The COVID-19 pandemic has had devastating effects in U.S. nursing homes and long-term care facilities, resulting in an estimated 1.2 million infections and 147,000 deaths as of early 2021. Yet even as mortality rates in the general population have decreased over time, little evidence has been uncovered to determine whether nursing home residences have experienced similar reductions.
Now, new data collected and analyzed by researchers at Brown University shows that mortality rates among nursing home residents with COVID-19 declined from March to November 2020, and that the deadliest period of time for nursing home residents followed the pandemic’s arrival, when the virus spiked in spring 2020.
The information fills an important evidence gap in accounting for death rates of nursing home residents from COVID over time, the researchers say.
“Understanding the mortality risk from COVID-19 among nursing home residents is critical for identifying the mechanisms that most significantly affect health outcomes in this vulnerable population,” said Cyrus Kosar, lead study author and a doctoral candidate in health services, policy and practice in Brown’s School of Public Health.
Kosar conducted the analysis with principal investigator and Brown professor Vincent Mor, who has been researching the impact of COVID-19 in nursing homes since the beginning of the pandemic.
Long-term care residents have accounted for approximately 40% of total U.S. deaths from COVID-19. While data showed that mortality rates from the virus in the general population have declined overall, there was no evidence that nursing homes had similarly turned a corner. What’s more, the researchers say, some of the factors contributing to reduced mortality rates in the general population, such as improved COVID-19 therapeutics and supportive care in hospitals, are not applicable to nursing home residents, who are often treated in the facilities where they reside instead of being admitted to a hospital.

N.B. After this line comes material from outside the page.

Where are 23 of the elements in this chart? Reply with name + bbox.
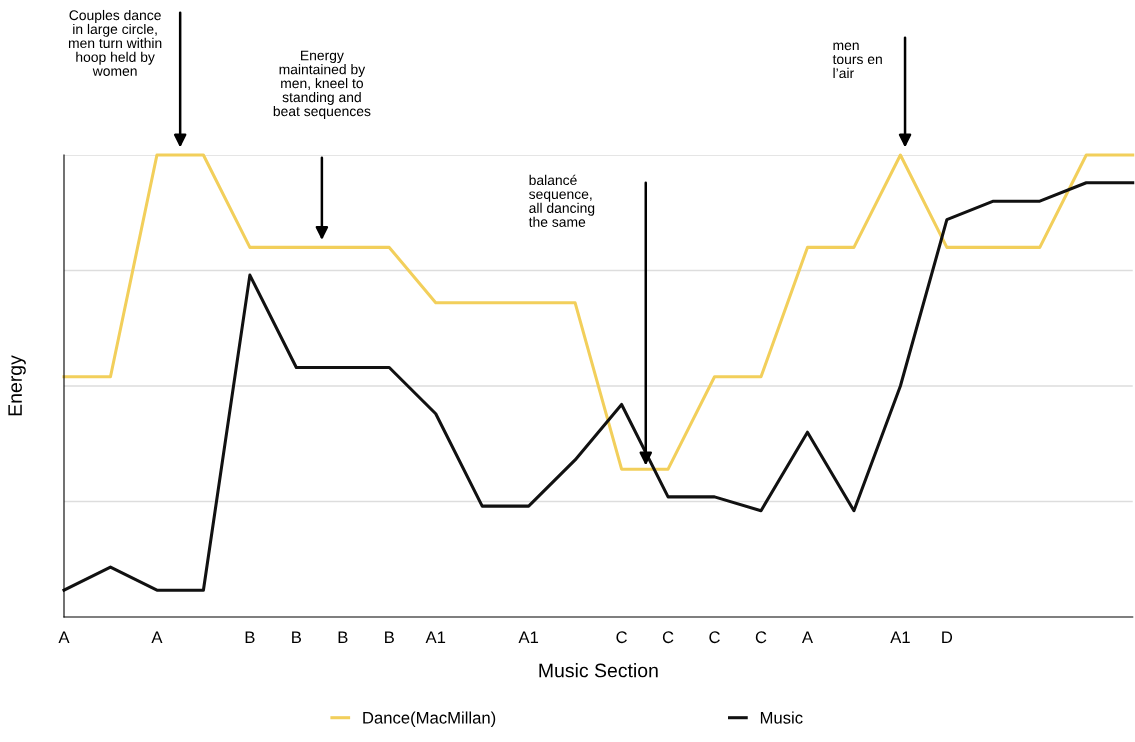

“There are many different reasons why mortality rates could decrease in the general population,” Kosar said. “We wanted to know specifically what was happening in the nursing home setting—especially since it is hard to argue that there is any risk factor greater for COVID-19 infection and death than being in a nursing home.”
The new study, which was published on the web on Thursday, March 11, and will appear in the April issue of Health Affairs, examined nursing home data in large providers of post-acute and long-term care services in 24 states through Nov. 15, 2020. The authors found that among 12,271 nursing home residents with COVID-19, 30-day mortality rates declined from a high of 20.9% in early April to 11.2% in early November.
The share of COVID-19 cases determined to be asymptomatic (and therefore less severe infections with a lower risk of mortality) increased over time, the researchers say, because of improvements in routine surveillance testing and the wider availability of personal protective equipment. Nevertheless, the researchers found that mortality risk declined for both symptomatic and asymptomatic residents, and also for patients with high and low baseline frailty levels.
What was happening, then? Kosar says that when the pandemic first hit nursing homes, the infectious nature of the virus caused it to quickly overwhelm facilities, leaving them unprepared, lacking in PPE and dealing with a high number of very sick patients.
“This was not empirically tested, but my interpretation is that at the very beginning of the pandemic, COVID-19 provided a real shock to the U.S. health care system and nursing homes in particular,” Kosar said. “And that shock, unfortunately, cost a lot of lives.”
Although more research is needed, the authors note in the study that mortality decreased with the improvements in PPE supply, staff adoption and skill with PPE and knowledge regarding the clinical management of COVID-19.